My first match, an agonising 2-1 win over Armenians Alashkert in the Europa League which saw Saints eliminated on away goals, didn’t paint a picture of what was to follow.
Previously an East Stand season ticket holder for over a decade, I answered a club call for volunteers hoping to get a couple of bylines in match programmes to embellish my CV.
Ultimately, the experience Ross Cunningham’s media team has been presented with in recent years has helped a band of young reporters sharpen skills we now use everyday and burgeon careers in journalism.
I thought the apex of my time with the club came when I was able to sit in on the manager’s pre-match conference at the Lithuanian national stadium. This season, I’ve been blessed with something more precious.
With live crowds forbidden for the foreseeable future, football clubs’ matchday coverage has been watched with a beadier eye than ever before. I’ve had the unparalleled privilege of being a part of that coverage and been granted access to McDiarmid Park on matchdays this season. It doesn’t feel like “volunteering” at all and sometimes I feel a bit sheepish being there.
It certainly didn’t feel like volunteering when my experience peaked again in January when I had the opportunity to co-commentate on Saints TV at Hampden Park as the Perth men trampled Hibernian. Even if we had missed out on a place in Sunday’s box office showdown, that would have been an experience I’d treasure forever. Thankfully, it was a day for history-making.
It could have been easy to let cup fever wither and wilt. Coming together is part of what makes these days so special. That hasn’t happened.
Across Perthshire and beyond, thousands of fans are every bit as behind Callum Davidson’s side as they were when Tommy Wright led his Saints side out that fateful day in 2014, if not more.
That’s down to the sterling work done by the club and the wider community.

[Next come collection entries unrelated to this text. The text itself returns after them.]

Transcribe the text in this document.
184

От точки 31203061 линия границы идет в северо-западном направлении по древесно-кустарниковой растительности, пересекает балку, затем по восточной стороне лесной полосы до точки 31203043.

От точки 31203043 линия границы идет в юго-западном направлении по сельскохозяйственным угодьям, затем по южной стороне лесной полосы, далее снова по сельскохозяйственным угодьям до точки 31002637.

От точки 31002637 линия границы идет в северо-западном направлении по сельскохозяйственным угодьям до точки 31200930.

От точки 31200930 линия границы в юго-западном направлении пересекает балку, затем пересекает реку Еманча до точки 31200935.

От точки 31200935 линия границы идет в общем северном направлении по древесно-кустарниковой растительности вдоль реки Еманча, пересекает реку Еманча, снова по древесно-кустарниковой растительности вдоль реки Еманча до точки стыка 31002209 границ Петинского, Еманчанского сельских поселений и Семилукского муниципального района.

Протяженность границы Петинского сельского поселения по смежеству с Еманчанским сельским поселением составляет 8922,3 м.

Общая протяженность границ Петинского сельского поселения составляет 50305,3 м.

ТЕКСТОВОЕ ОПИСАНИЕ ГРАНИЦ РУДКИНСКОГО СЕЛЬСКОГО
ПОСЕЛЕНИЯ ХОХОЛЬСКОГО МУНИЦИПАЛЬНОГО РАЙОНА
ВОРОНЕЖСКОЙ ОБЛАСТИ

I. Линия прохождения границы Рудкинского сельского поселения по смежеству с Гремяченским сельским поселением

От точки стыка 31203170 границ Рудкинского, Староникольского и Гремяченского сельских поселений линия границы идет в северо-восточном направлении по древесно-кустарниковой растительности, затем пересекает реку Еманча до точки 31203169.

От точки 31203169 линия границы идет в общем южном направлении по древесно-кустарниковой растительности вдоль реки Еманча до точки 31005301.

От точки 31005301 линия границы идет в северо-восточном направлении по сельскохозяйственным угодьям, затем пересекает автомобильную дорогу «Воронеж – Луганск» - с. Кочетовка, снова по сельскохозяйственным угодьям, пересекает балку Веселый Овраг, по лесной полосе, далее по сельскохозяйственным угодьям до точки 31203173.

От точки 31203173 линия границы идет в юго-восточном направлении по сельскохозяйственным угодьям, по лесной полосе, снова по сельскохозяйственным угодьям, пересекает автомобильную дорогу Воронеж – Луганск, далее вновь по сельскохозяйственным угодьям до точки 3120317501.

On Sunday, I walked back into Hampden tasked with tweeting a now-famed 90 minutes wishing it hadn’t been like this. St Johnstone fans deserved to see this generation of heroes perform on the big stage in the flesh and these storied Perth players deserve, at the very, very least, that roar as they emerge onto the pitch.
One certainty is that they will get a heroes welcome as soon as the turnstiles reopen in Perth.